A blurb in the latest issue of Library Journal (which quoted Matt Weiland's piece in the NYT Book Review from 12/31) about the interesting Library of Congress subject headings assigned to novels got me thinking. He admires the succinct description offered by "Middle class men -- Fiction" for John Updike's Rabbit, Run, for example.
Here are some other examples to muse on, from current historical novels.
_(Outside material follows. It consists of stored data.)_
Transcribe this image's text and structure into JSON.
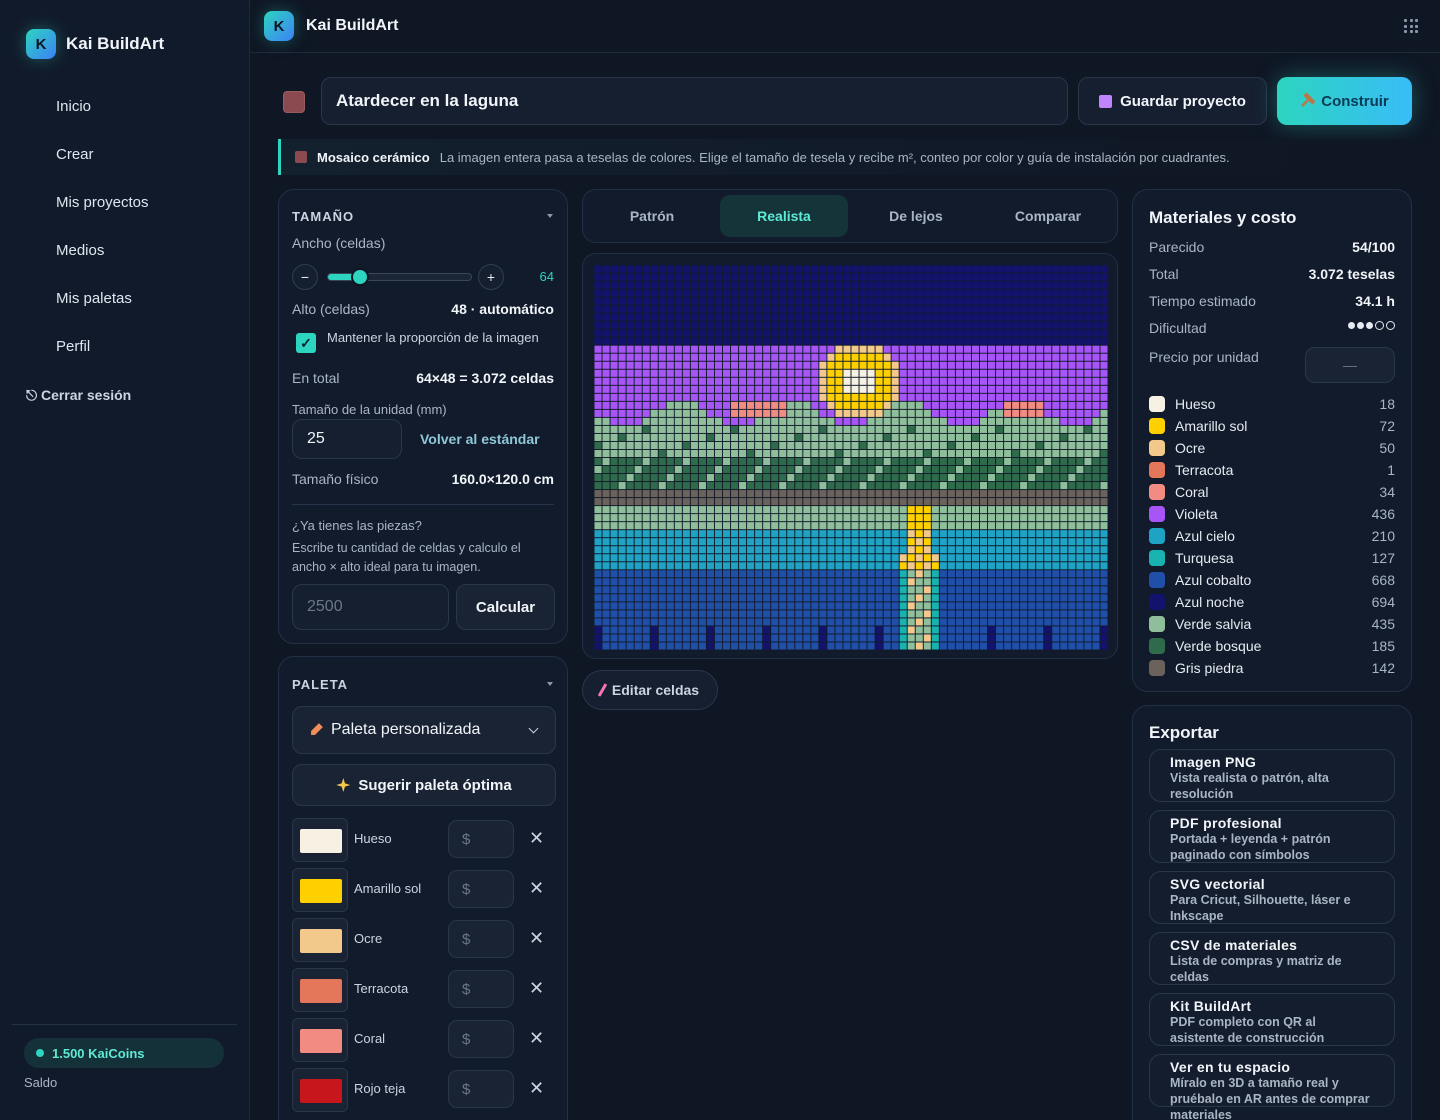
{
  "app": {
    "name": "Kai BuildArt",
    "logo_letter": "K"
  },
  "sidebar": {
    "items": [
      {
        "label": "Inicio",
        "icon": "home-icon",
        "color": "#e07a5f"
      },
      {
        "label": "Crear",
        "icon": "sparkle-icon",
        "color": "#f2c94c"
      },
      {
        "label": "Mis proyectos",
        "icon": "folder-icon",
        "color": "#e9b949"
      },
      {
        "label": "Medios",
        "icon": "puzzle-icon",
        "color": "#6fcf97"
      },
      {
        "label": "Mis paletas",
        "icon": "palette-icon",
        "color": "#f28b82"
      },
      {
        "label": "Perfil",
        "icon": "user-icon",
        "color": "#7c6cf0"
      }
    ],
    "logout_label": "⎋ Cerrar sesión",
    "coins_label": "1.500 KaiCoins",
    "balance_label": "Saldo"
  },
  "project": {
    "title": "Atardecer en la laguna",
    "save_label": "Guardar proyecto",
    "build_label": "Construir",
    "banner_title": "Mosaico cerámico",
    "banner_text": "La imagen entera pasa a teselas de colores. Elige el tamaño de tesela y recibe m², conteo por color y guía de instalación por cuadrantes."
  },
  "size": {
    "heading": "TAMAÑO",
    "width_label": "Ancho (celdas)",
    "width_value": "64",
    "width_fraction": 0.22,
    "height_label": "Alto (celdas)",
    "height_value": "48 · automático",
    "keep_ratio_label": "Mantener la proporción de la imagen",
    "total_label": "En total",
    "total_value": "64×48 = 3.072 celdas",
    "unit_label": "Tamaño de la unidad (mm)",
    "unit_value": "25",
    "reset_label": "Volver al estándar",
    "physical_label": "Tamaño físico",
    "physical_value": "160.0×120.0 cm",
    "pieces_q": "¿Ya tienes las piezas?",
    "pieces_hint": "Escribe tu cantidad de celdas y calculo el ancho × alto ideal para tu imagen.",
    "pieces_placeholder": "2500",
    "calc_label": "Calcular"
  },
  "palette": {
    "heading": "PALETA",
    "selected": "Paleta personalizada",
    "suggest_label": "Sugerir paleta óptima",
    "currency_placeholder": "$",
    "colors": [
      {
        "name": "Hueso",
        "hex": "#f6f1e3"
      },
      {
        "name": "Amarillo sol",
        "hex": "#ffd000"
      },
      {
        "name": "Ocre",
        "hex": "#f3c98b"
      },
      {
        "name": "Terracota",
        "hex": "#e4775a"
      },
      {
        "name": "Coral",
        "hex": "#f28b82"
      },
      {
        "name": "Rojo teja",
        "hex": "#c8161d"
      }
    ]
  },
  "tabs": [
    "Patrón",
    "Realista",
    "De lejos",
    "Comparar"
  ],
  "active_tab": "Realista",
  "edit_label": "Editar celdas",
  "materials": {
    "title": "Materiales y costo",
    "stats": [
      {
        "label": "Parecido",
        "value": "54/100"
      },
      {
        "label": "Total",
        "value": "3.072 teselas"
      },
      {
        "label": "Tiempo estimado",
        "value": "34.1 h"
      }
    ],
    "difficulty_label": "Dificultad",
    "difficulty_level": 3,
    "difficulty_max": 5,
    "unit_price_label": "Precio por unidad",
    "unit_price_placeholder": "—",
    "items": [
      {
        "name": "Hueso",
        "count": "18",
        "hex": "#f6f1e3"
      },
      {
        "name": "Amarillo sol",
        "count": "72",
        "hex": "#ffd000"
      },
      {
        "name": "Ocre",
        "count": "50",
        "hex": "#f3c98b"
      },
      {
        "name": "Terracota",
        "count": "1",
        "hex": "#e4775a"
      },
      {
        "name": "Coral",
        "count": "34",
        "hex": "#f28b82"
      },
      {
        "name": "Violeta",
        "count": "436",
        "hex": "#a855f7"
      },
      {
        "name": "Azul cielo",
        "count": "210",
        "hex": "#1fa3c4"
      },
      {
        "name": "Turquesa",
        "count": "127",
        "hex": "#18b3b0"
      },
      {
        "name": "Azul cobalto",
        "count": "668",
        "hex": "#1f4fa8"
      },
      {
        "name": "Azul noche",
        "count": "694",
        "hex": "#13136e"
      },
      {
        "name": "Verde salvia",
        "count": "435",
        "hex": "#8fbf9a"
      },
      {
        "name": "Verde bosque",
        "count": "185",
        "hex": "#2e6b4a"
      },
      {
        "name": "Gris piedra",
        "count": "142",
        "hex": "#6b625c"
      }
    ]
  },
  "export": {
    "title": "Exportar",
    "items": [
      {
        "title": "Imagen PNG",
        "desc": "Vista realista o patrón, alta resolución"
      },
      {
        "title": "PDF profesional",
        "desc": "Portada + leyenda + patrón paginado con símbolos"
      },
      {
        "title": "SVG vectorial",
        "desc": "Para Cricut, Silhouette, láser e Inkscape"
      },
      {
        "title": "CSV de materiales",
        "desc": "Lista de compras y matriz de celdas"
      },
      {
        "title": "Kit BuildArt",
        "desc": "PDF completo con QR al asistente de construcción"
      },
      {
        "title": "Ver en tu espacio",
        "desc": "Míralo en 3D a tamaño real y pruébalo en AR antes de comprar materiales"
      }
    ]
  }
}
Subjects for biographical novels are usually straightforward, but for those with fictional characters, literary fiction, "novels of ideas," etc., the catalogers can be quite creative.
Subject headings for Dan Simmons' The Terror:
Survival after airplane accidents, shipwrecks, etc. -- Fiction.
Sea monsters -- Fiction.
For Judith Merkle Riley's The Water-Devil:
Forced marriages -- Fiction.
Women mystics -- Fiction.
For G.W. (Gordon) Dahlquist's The Glass Books of the Dream Eaters:
Rejection (Psychology) -- Fiction.
For Brenda Rickman Vantrease's The Mercy Seller:
Illumination of books and manuscripts -- Fiction.
For David Gemmell's Shield of Thunder:
Troy (Extinct city) -- Fiction.
For Heather Terrell's The Chrysalis (which may be a modern novel about WWII, haven't checked yet):
Art treasures in war -- Fiction.
World War, 1939-1945 -- Destruction and pillage -- Europe -- Fiction.
See, there are Library of Congress subject headings for just about everything. (Back to my more content-intensive posts once my work and HNS schedule lightens up, I hope.)